[PTB90] Paul T. Boggs and Janet E. Rogers. Orthogonal Distance Regression. In P.J. Brown and Wayne A. Fuller, editor, Contemporary Mathematics. American Mathematical Society, Providence, Rhode Island, 1990.
Given a model $f$ so that
\[ y_i = f(x_i; \boldsymbol{\beta} ) \]
where we have $n$ measurements with errors $(\delta_i; \epsilon_i)$, $i=0 \ldots n-1$ and $p$ parameters $\boldsymbol{\beta}$. The measurements are related to the true values by
$X_i = x_i - \delta_i$
$Y_i = y_i - \epsilon_i$
The model can also be written as
\[Y_i = f(X_i + \delta_i; \boldsymbol{\beta}) - \epsilon_i.\]
The function f can be either linear or non-linear in its arguments, but must be a smooth function of these arguments.
For each point ${(X_i, Y_i)}$, we would like to minimise the distance to the curve $f(x; \boldsymbol{\beta})$, i.e.
\[ \text{argmin}_{\epsilon_i, \delta_i} \left\{\epsilon_i^2 + \delta_i^2\right\} \quad \text{subject to} \quad Y_i = f(X_i + \delta_i; \boldsymbol{\beta}) - \epsilon_i. \]

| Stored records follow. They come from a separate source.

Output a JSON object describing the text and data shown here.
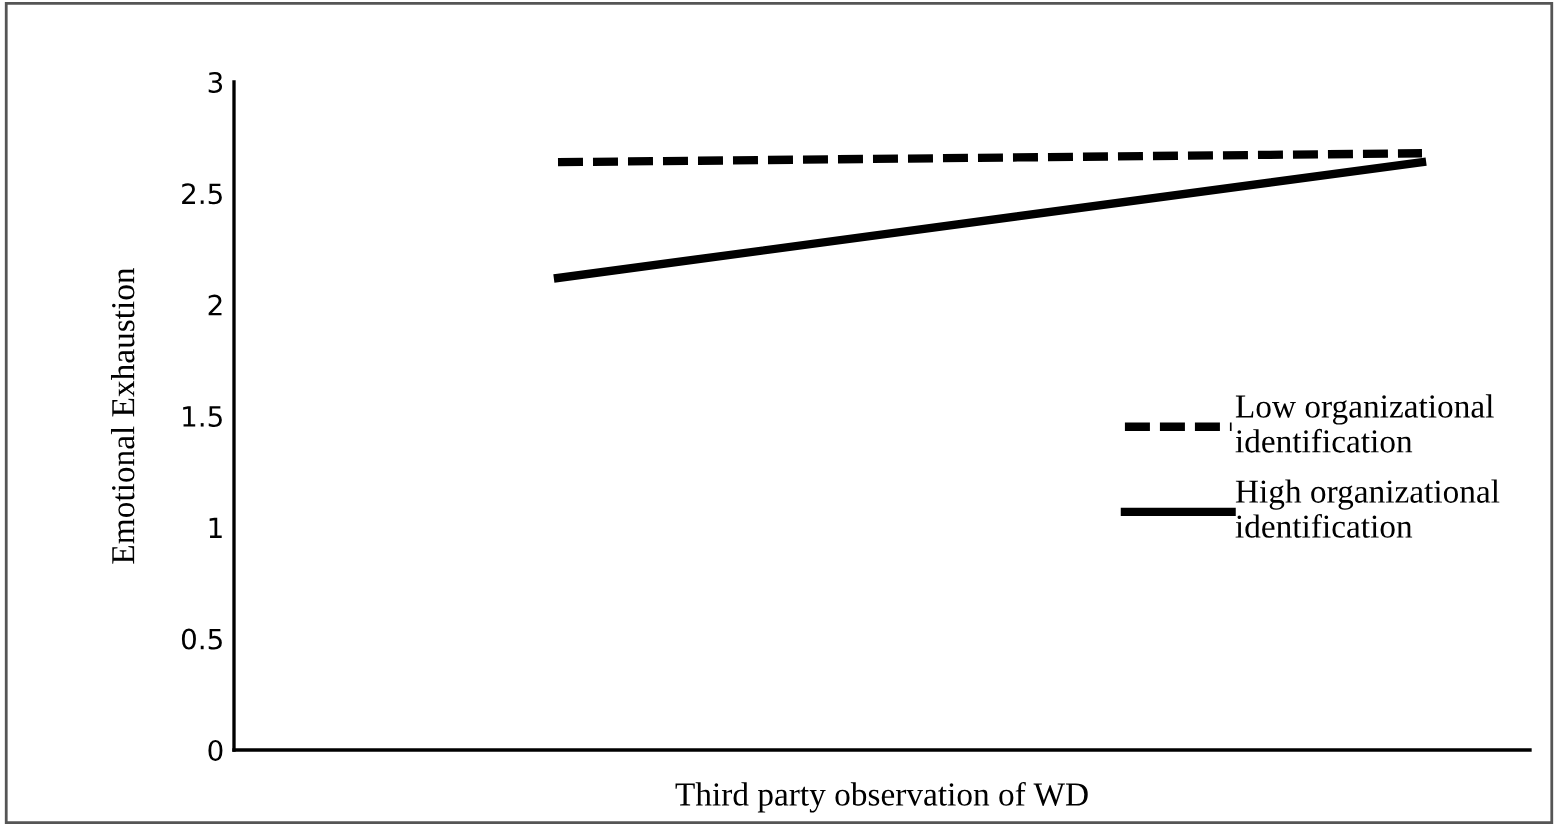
{
  "chart_data": {
    "type": "line",
    "xlabel": "Third party observation of WD",
    "ylabel": "Emotional Exhaustion",
    "categories": [
      null,
      null,
      null,
      null,
      null,
      null
    ],
    "series": [
      {
        "name": "Low organizational\nidentification",
        "color": "#000000",
        "line_style": "dashed",
        "values": [
          null,
          2.64,
          null,
          null,
          null,
          2.68
        ]
      },
      {
        "name": "High organizational\nidentification",
        "color": "#000000",
        "line_style": "solid",
        "values": [
          null,
          2.12,
          null,
          null,
          null,
          2.64
        ]
      }
    ],
    "ylim": [
      0,
      3
    ],
    "yticks": [
      0,
      0.5,
      1,
      1.5,
      2,
      2.5,
      3
    ],
    "grid": false,
    "legend": "right",
    "marker": "none"
  }
}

It is assumed that $\epsilon_i \sim \mathcal{N}(0, \sigma_{\epsilon_i^2})$ and $\delta_i \sim \mathcal{N}(0, \sigma_{\delta_i^2})$ (zero mean), from which it follows that, overall, we should minimise the sum of the squares:
\[ \text{argmin}_{\boldsymbol{\beta}, \boldsymbol{\delta}, \boldsymbol{\epsilon}} \sum_{i=0}^{n-1}{\epsilon_i^2 + \delta_i^2} \quad \text{subject to}\quad Y_i = f(X_i + \delta_i; \boldsymbol{\beta}) - \epsilon_i \]
which can be rewritten without $\boldsymbol{\epsilon}$ as
\[ \text{argmin}_{\boldsymbol{\beta}, \boldsymbol{\delta}} \sum_{i=0}^{n-1} [f(X_i + \delta_i; \boldsymbol{\beta}) - Y_i] + \delta_i^2. \]
By associating weights with the above equation, the weighted Orthogonal Distance Regression problem is defined as
\[ \text{argmin}_{\boldsymbol{\beta}, \boldsymbol{\delta}} \sum_{i=0}^{n-1} w_i^2 [f(X_i + \delta_i; \boldsymbol{\beta}) - Y_i] + d_i^2 \delta_i^2, \]
where common choices for $w_i$ and $d_i$ are
\[ w_i = \frac{1}{\sigma_{\epsilon_i}} \ \text{and}\ d_i = \frac{\sigma_{\epsilon_i}}{\sigma_{\delta_i}} \]
which reduces the minimisation problem to
\[ \text{argmin}_{\boldsymbol{\beta}, \boldsymbol{\delta}} \sum_{i=0}^{n-1} \frac{1}{\sigma_{\epsilon_i}} \left\{ f(X_i + \delta_i; \boldsymbol{\beta}) - Y_i + \frac{1}{\sigma_{\delta_i^2}} \delta_i^2 \right\}. \]
The article claims that the algorithm performs better than OLS even when the ratios $d_i$ are only known to a factor of 10. The algorithms utilises a Levenberg-Marquardt like step with trust-region. The implementation makes use of special structures in different matrices to yield a solution in $O(np^2)$ time.